Comment 9 Jeffrey A. Law 2010-03-23 17:36:08 UTC

Subject: Re:  Powerpc generates worse code for
 -mvsx on gromacs even though there are no VSX instructions used

On 03/22/10 16:20, vmakarov at redhat dot com wrote:
> ------- Comment #6 from vmakarov at redhat dot com  2010-03-22 22:20 -------
> (In reply to comment #4)
>    
>> FWIW, I seem to get considerably worse code from mainline than you -- for -O3
>> -ffast-math -mcpu=power7 -mvsx -maltivec I get 140 stfs and 192 lfs insns
>> (compared to 117&  139 respectively that you reported).
>>
>>      
> I suspect the differnce is because Mike calculated only stfs/lfs and you
> stfs(x)/lfs(x).  But may be I am wrong.
>    
I think you're right.  I get 117/144 for the mainline now (compared to 
117/139 in the PR), so those are in the right ballpark.  With the LRS 
bits I get 110/130, which is a clear improvement, but still nowhere near 
good.
>    
>> Just for fun, I ran the same code through the a ppc compiler with the LRS code
>> from reload-v2 and get 133:178 stfs/lsf insns, so that code clearly is helping,
>> but it's not enough to offset the badness shown by IRA.
>>
>>
>> I couldn't reconcile how -fno-ira-share-spill-slots would be changing the
>> number of load/store insns, so I poked at that a bit.
>>      
> Yes, I cannot understand that too.
>    
Given how -fno-ira-share-spill-slots twiddles the bitmaps in the reload 
chains, it's got to either be reload register selection or reallocation 
occuring during reload.

jeff

Comment 10 Vladimir Makarov 2010-03-23 18:45:07 UTC

(In reply to comment #5)
> 
> Still I'll investigate a bit more why there are a lot of unexpected spills
> during assignment with -mvsx for the current code.
> 

The problem is in that part of VSX_REGS (altivec regs) does not contain values of SFmode.  The coloring algorithm does not take it into account.  The problem can be solved if we check this in available register calculation.  The patch I will send soon decreases # stfs(x)/lfs(x) from 332 to 246.
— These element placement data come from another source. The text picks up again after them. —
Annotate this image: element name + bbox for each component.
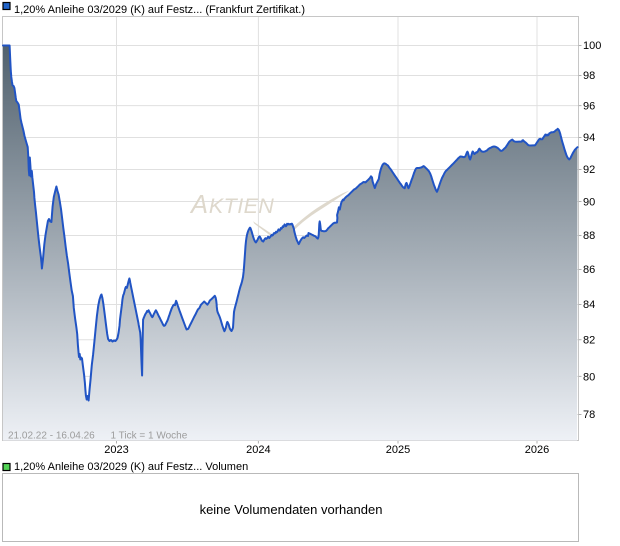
svg-text:88: 88	[583, 230, 595, 242]
svg-text:2026: 2026	[525, 444, 549, 456]
svg-text:96: 96	[583, 101, 595, 113]
svg-text:84: 84	[583, 299, 595, 311]
svg-text:21.02.22 - 16.04.26: 21.02.22 - 16.04.26	[8, 431, 95, 442]
svg-text:2023: 2023	[104, 444, 128, 456]
svg-text:92: 92	[583, 164, 595, 176]
svg-text:82: 82	[583, 335, 595, 347]
svg-text:2024: 2024	[246, 444, 270, 456]
svg-text:94: 94	[583, 132, 595, 144]
svg-text:78: 78	[583, 409, 595, 421]
svg-text:90: 90	[583, 197, 595, 209]
svg-text:100: 100	[583, 40, 601, 52]
svg-text:keine Volumendaten vorhanden: keine Volumendaten vorhanden	[200, 502, 383, 517]
svg-text:80: 80	[583, 371, 595, 383]
svg-text:AKTIEN: AKTIEN	[189, 191, 274, 219]
svg-text:1,20% Anleihe 03/2029 (K) auf: 1,20% Anleihe 03/2029 (K) auf Festz... V…	[14, 461, 248, 473]
svg-text:98: 98	[583, 70, 595, 82]
svg-text:1 Tick = 1 Woche: 1 Tick = 1 Woche	[111, 431, 188, 442]
svg-text:86: 86	[583, 264, 595, 276]
svg-text:1,20% Anleihe 03/2029 (K) auf: 1,20% Anleihe 03/2029 (K) auf Festz... (…	[14, 4, 305, 16]
svg-text:2025: 2025	[386, 444, 410, 456]
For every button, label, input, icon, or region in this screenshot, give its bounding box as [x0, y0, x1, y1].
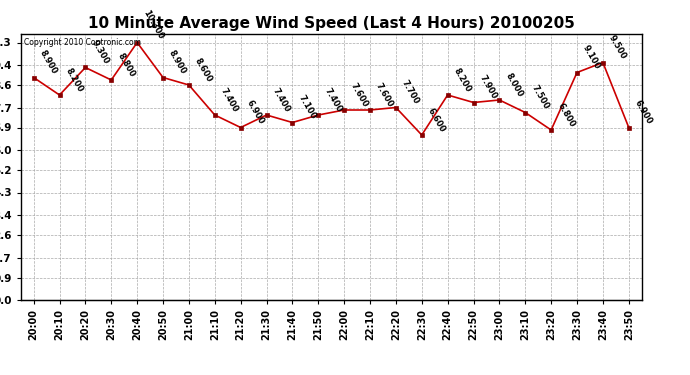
Title: 10 Minute Average Wind Speed (Last 4 Hours) 20100205: 10 Minute Average Wind Speed (Last 4 Hou…: [88, 16, 575, 31]
Text: 7.600: 7.600: [348, 81, 369, 109]
Text: 6.900: 6.900: [633, 99, 654, 126]
Text: 8.900: 8.900: [167, 49, 188, 76]
Text: 6.800: 6.800: [555, 101, 576, 129]
Text: 7.600: 7.600: [374, 81, 395, 109]
Text: 10.300: 10.300: [141, 9, 165, 41]
Text: 8.900: 8.900: [38, 49, 59, 76]
Text: 8.000: 8.000: [504, 71, 524, 99]
Text: 9.100: 9.100: [581, 44, 602, 71]
Text: 7.700: 7.700: [400, 79, 421, 106]
Text: 8.800: 8.800: [115, 51, 137, 79]
Text: 7.500: 7.500: [529, 84, 551, 111]
Text: Copyright 2010 Contronic.com: Copyright 2010 Contronic.com: [23, 38, 141, 47]
Text: 7.100: 7.100: [297, 94, 317, 121]
Text: 8.600: 8.600: [193, 56, 214, 84]
Text: 6.900: 6.900: [245, 99, 266, 126]
Text: 9.500: 9.500: [607, 34, 628, 61]
Text: 7.400: 7.400: [270, 86, 292, 114]
Text: 7.400: 7.400: [219, 86, 240, 114]
Text: 6.600: 6.600: [426, 106, 447, 134]
Text: 8.200: 8.200: [452, 66, 473, 94]
Text: 9.300: 9.300: [90, 39, 110, 66]
Text: 7.900: 7.900: [477, 74, 499, 101]
Text: 7.400: 7.400: [322, 86, 344, 114]
Text: 8.200: 8.200: [63, 66, 85, 94]
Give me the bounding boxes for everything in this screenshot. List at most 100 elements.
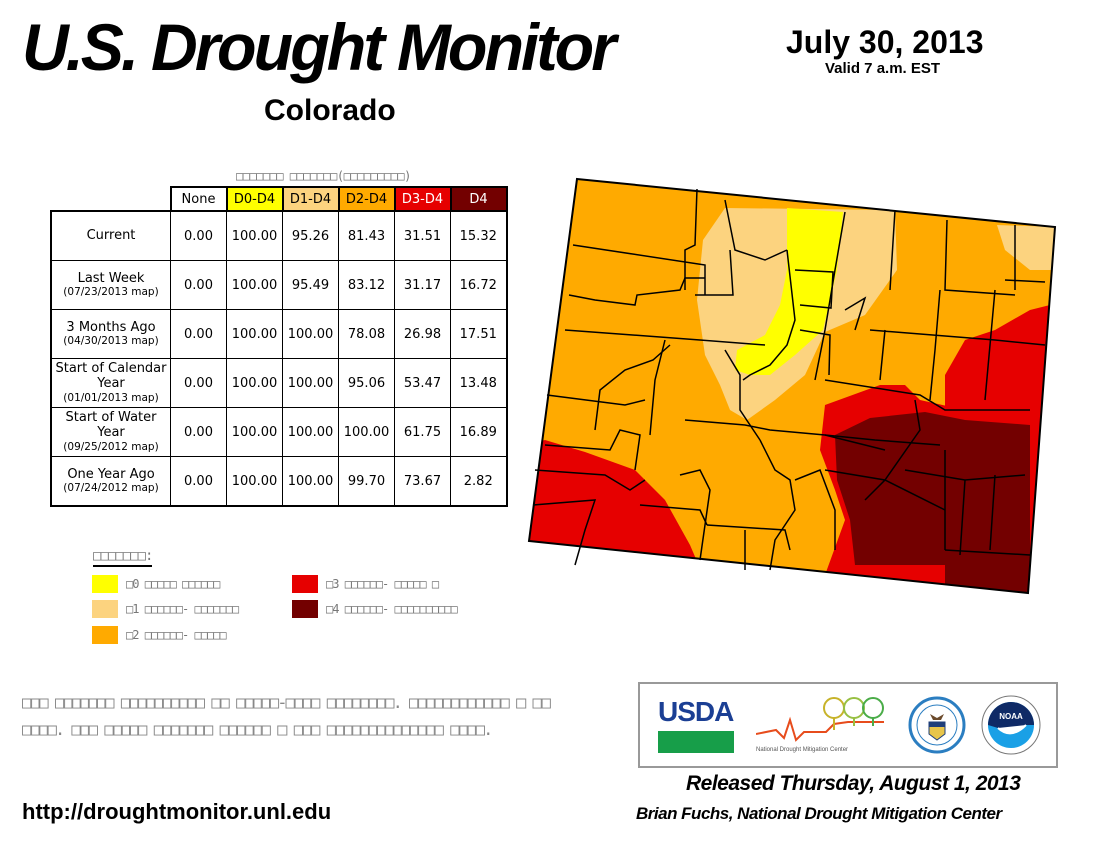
legend-text: □□□□□□- □□□□□□□ bbox=[144, 602, 239, 616]
cell-none: 0.00 bbox=[170, 456, 227, 507]
column-header-none: None bbox=[169, 186, 228, 212]
cell-none: 0.00 bbox=[170, 407, 227, 457]
column-header-d0-d4: D0-D4 bbox=[225, 186, 284, 212]
cell-d4: 16.89 bbox=[450, 407, 508, 457]
legend-text: □□□□□□- □□□□□ bbox=[144, 628, 227, 642]
cell-d3-d4: 26.98 bbox=[394, 309, 451, 359]
cell-d0-d4: 100.00 bbox=[226, 260, 283, 310]
row-label-text: Start of Calendar Year bbox=[55, 361, 167, 391]
cell-d0-d4: 100.00 bbox=[226, 309, 283, 359]
drought-conditions-table: None D0-D4 D1-D4 D2-D4 D3-D4 D4 Current … bbox=[50, 186, 508, 507]
state-border bbox=[527, 177, 1057, 595]
map-date: July 30, 2013 bbox=[786, 24, 984, 60]
ndmc-logo-text: National Drought Mitigation Center bbox=[756, 747, 849, 753]
cell-d2-d4: 83.12 bbox=[338, 260, 395, 310]
cell-d4: 2.82 bbox=[450, 456, 508, 507]
cell-d0-d4: 100.00 bbox=[226, 358, 283, 408]
ndmc-trees-icon bbox=[755, 697, 884, 742]
legend-code: □3 bbox=[326, 577, 339, 591]
cell-d2-d4: 99.70 bbox=[338, 456, 395, 507]
agency-logos: USDA National Drought Mitigation Center … bbox=[638, 682, 1058, 768]
table-row-current: Current 0.00 100.00 95.26 81.43 31.51 15… bbox=[50, 210, 508, 261]
header-blank bbox=[51, 187, 171, 212]
legend-item-d3: □3 □□□□□□- □□□□□ □ bbox=[292, 575, 439, 593]
cell-none: 0.00 bbox=[170, 358, 227, 408]
cell-d1-d4: 95.26 bbox=[282, 210, 339, 261]
legend-text: □□□□□□- □□□□□ □ bbox=[344, 577, 439, 591]
table-caption: □□□□□□□ □□□□□□□(□□□□□□□□□) bbox=[236, 169, 411, 183]
column-header-d4: D4 bbox=[449, 186, 508, 212]
cell-d2-d4: 81.43 bbox=[338, 210, 395, 261]
legend-code: □4 bbox=[326, 602, 339, 616]
legend-swatch-d1 bbox=[92, 600, 118, 618]
row-label-text: 3 Months Ago bbox=[66, 319, 156, 335]
cell-d4: 15.32 bbox=[450, 210, 508, 261]
release-date: Released Thursday, August 1, 2013 bbox=[686, 772, 1021, 795]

Comment 11 Vladimir Makarov 2010-03-23 19:19:00 UTC

Subject: Bug 43413

Author: vmakarov
Date: Tue Mar 23 19:18:42 2010
New Revision: 157676

URL: http://gcc.gnu.org/viewcvs?root=gcc&view=rev&rev=157676
Log:
2010-03-23  Vladimir Makarov  <vmakarov@redhat.com>

	PR rtl-optimization/43413
	* ira-color.c (setup_allocno_available_regs_num): Count prohibited
	hard regs too.


Modified:
    trunk/gcc/ChangeLog
    trunk/gcc/ira-color.c

Comment 12 Michael Meissner 2010-03-23 23:40:37 UTC

This reduces the spills, and brings the performance backs up.  I'm closing the bug.  Thanks.